Michaels, Robert A. Look at risks of in-person schooling. Letter, Schenectady, New York; Daily Gazette, https://www.researchgate.net/publication/347358002_Look_at_Risks_of_In-person_Schooling_Letter_to_the_Editor_Daily_Gazette_Newspaper_Schenectady_New_York_16_December_2020, 16 December 2020;

The need to adopt effective strategies to suppress our surging COVID-19 pandemic lends urgency to the question of whether schools should be open or closed. Infection risks at schools may be lower than at students’ homes. Many New Yorkers therefore advocate keeping non-residential elementary, middle and high schools open. This reasoning is simplistic and invalid. Non-residential schools might be kept open if incremental risks are acceptably low, and if the benefits are deemed to justify the infection risks. They should not be kept open simply because school risks are lower than home risks.

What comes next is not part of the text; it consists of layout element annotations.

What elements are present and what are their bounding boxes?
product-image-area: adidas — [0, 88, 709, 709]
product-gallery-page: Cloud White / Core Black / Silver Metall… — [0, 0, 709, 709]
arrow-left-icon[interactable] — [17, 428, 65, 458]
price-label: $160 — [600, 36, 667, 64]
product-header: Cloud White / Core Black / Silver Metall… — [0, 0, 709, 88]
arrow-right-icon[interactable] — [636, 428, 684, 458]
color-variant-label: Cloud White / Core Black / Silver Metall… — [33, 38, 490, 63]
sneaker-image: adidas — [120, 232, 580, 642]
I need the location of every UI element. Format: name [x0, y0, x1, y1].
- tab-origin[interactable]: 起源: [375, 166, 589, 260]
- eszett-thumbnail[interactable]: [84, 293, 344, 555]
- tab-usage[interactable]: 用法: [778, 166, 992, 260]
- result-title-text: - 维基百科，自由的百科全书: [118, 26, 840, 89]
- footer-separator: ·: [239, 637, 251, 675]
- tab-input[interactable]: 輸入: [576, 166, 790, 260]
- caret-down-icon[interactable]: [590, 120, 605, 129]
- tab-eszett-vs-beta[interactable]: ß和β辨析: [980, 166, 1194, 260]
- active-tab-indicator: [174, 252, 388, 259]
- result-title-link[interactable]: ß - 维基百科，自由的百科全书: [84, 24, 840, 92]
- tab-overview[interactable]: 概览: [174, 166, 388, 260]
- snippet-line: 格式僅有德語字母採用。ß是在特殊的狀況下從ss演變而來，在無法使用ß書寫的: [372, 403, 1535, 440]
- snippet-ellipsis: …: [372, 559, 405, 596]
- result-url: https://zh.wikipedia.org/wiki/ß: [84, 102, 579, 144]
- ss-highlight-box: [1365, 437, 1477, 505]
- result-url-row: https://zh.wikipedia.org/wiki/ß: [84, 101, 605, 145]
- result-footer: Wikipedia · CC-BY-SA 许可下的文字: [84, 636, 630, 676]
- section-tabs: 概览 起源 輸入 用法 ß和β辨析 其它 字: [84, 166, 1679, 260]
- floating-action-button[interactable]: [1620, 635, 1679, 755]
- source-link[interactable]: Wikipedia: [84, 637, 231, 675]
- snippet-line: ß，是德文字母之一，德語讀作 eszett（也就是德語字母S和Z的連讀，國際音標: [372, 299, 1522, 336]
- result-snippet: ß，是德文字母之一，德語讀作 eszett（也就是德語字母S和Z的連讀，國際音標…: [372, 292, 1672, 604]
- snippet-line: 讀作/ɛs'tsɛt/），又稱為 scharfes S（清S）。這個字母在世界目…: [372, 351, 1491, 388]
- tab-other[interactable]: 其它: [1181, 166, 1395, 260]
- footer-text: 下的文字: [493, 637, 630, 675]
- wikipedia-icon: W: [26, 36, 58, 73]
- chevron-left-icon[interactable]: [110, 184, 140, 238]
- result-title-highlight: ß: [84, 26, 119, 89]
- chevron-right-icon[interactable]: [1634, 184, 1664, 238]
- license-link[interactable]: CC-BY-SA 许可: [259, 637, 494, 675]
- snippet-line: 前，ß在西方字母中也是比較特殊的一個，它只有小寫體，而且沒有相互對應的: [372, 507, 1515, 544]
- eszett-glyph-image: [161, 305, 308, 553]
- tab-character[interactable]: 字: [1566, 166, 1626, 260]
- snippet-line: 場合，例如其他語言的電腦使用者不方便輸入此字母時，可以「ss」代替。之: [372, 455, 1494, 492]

Infection risks at residential schools versus homes differ in being independent. Those risks can be compared to decide whether instruction should be on-campus or remote. If risks are lower on campus, students living there would be safer, and colleges could hold in-person classes. Analogous reasoning is invalid for non-residential schools. Their students attend school for only part of the day, but they live at home. This nexus brings school risks to homes, and home risks to schools. Non-residential schools cannot be opened or closed based upon risk comparison, because the risks are entangled, and are therefore (at least) additive. Such co-mingling promotes risk enhancement and community spread.